Trump Organization Answers on Foreign Payments Irk Key Democrat
(Bloomberg) -- The chairman of the House Oversight Committee said Friday that he’s dissatisfied with responses from a lawyer for the Trump Organization regarding payments that properties owned by President Donald Trump have received from foreign governments.
“Today’s production by the Trump Organization in response to the committee’s previous bipartisan request is largely a rehash of arguments and information previously provided,” said Representative Elijah Cummings, a Maryland Democrat.
At issue are questions about whether the Trump Organization’s dealings with foreign governments violate anti-corruption provisions in the U.S. Constitution.
The lawyer, Stefan Passantino, wrote to the committee earlier in the day that he had been retained by the Trump Organization in matters before Congress and offered a response to a request for information from Cummings dated Dec. 19.

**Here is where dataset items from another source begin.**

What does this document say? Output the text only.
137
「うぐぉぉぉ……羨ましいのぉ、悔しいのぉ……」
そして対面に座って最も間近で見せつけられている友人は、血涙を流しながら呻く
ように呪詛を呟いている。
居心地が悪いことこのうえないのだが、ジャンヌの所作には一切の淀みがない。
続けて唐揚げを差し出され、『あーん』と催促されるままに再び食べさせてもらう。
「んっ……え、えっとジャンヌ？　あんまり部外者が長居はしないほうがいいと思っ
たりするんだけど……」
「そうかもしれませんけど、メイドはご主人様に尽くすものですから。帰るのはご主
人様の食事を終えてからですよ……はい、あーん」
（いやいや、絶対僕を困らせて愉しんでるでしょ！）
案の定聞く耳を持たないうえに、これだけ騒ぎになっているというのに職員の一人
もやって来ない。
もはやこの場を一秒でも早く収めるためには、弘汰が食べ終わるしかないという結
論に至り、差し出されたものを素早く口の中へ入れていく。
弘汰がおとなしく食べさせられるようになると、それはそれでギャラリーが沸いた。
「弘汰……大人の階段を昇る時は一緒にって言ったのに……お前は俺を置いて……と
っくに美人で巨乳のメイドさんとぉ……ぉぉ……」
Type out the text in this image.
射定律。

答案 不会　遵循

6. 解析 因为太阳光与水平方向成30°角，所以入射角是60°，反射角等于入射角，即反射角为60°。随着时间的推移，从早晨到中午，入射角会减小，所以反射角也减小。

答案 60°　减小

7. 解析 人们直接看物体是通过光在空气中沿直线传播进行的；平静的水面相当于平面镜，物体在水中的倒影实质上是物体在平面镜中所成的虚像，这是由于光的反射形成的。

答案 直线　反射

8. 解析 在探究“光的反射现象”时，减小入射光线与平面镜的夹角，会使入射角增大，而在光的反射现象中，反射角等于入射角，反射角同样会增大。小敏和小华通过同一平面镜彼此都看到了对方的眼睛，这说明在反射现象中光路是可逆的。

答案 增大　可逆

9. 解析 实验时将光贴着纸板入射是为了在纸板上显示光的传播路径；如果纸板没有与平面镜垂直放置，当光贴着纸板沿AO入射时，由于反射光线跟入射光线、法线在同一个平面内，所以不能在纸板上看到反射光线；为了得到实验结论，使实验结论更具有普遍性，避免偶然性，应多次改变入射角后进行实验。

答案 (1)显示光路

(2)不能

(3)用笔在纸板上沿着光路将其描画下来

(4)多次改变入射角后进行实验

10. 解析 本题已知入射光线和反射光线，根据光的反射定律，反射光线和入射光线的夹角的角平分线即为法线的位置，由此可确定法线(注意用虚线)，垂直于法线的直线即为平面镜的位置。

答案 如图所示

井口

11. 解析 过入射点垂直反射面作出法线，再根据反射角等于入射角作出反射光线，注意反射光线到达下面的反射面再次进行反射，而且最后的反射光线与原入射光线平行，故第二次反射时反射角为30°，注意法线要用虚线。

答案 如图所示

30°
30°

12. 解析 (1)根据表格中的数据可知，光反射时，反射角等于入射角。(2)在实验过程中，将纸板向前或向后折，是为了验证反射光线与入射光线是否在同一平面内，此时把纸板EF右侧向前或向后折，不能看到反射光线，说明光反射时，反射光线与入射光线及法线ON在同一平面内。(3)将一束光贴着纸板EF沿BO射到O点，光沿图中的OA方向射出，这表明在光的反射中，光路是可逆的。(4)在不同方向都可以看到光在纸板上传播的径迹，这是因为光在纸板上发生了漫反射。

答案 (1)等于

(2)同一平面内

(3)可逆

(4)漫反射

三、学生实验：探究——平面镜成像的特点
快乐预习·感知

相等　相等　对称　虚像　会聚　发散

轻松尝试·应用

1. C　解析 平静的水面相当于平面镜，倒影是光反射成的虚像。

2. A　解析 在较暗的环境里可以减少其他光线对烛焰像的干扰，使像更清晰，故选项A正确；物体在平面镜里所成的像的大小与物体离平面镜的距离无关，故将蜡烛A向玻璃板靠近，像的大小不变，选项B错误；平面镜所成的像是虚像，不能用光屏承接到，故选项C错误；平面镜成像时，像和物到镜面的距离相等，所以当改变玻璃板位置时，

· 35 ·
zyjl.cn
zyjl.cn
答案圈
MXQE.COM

Until last summer, Passantino was a White House deputy counsel in charge of ethics and conflicts of interest.
In his letter, he writes that the Trump Organization “respectfully but strongly disagrees with the premise of any inference that payments received by The Trump Organization constitute emoluments as that term is used in the United States Constitution.”
He added that “so far as we can ascertain, President Trump is the only United States president ever confronted with such a broad definition of ‘emoluments.’”
The so-called emoluments clause in Article I, Section 9 of the Constitution, states: “No Person holding any Office of Profit or Trust under them, shall, without the Consent of Congress, accept any present, Emolument, Office, or Title of any kind whatever, from any King, Prince, or foreign State.”
Trump has retained ownership in his various concerns, some of which do business with state-controlled companies and diplomats from other countries. For instance, the Trump International Hotel in Washington gets business from foreign governments and their representatives. Lobbyists representing Saudi Arabia have spent at least $270,000 at the hotel, which has which has become a magnet for politicians, Trump administration officials, and those seeking to curry favor with them.
The Trump Organization also licenses the Trump name for property projects in countries including Uruguay, Turkey, and the United Arab Emirates.
The president’s lawyers have denied any impropriety and shortly after taking office he pledged to donate to the U.S. Treasury “all profits” from foreign government patronage of his hotels.
Cummings, who became the committee’s chairman after Democrats took control of the House this month, said: “We will follow up as appropriate with the Trump Organization to seek the information that we need.”
Separately, the attorneys general of Maryland and the District of Columbia have filed a lawsuit accusing Trump of violating the emoluments clause by profiting from his presidency.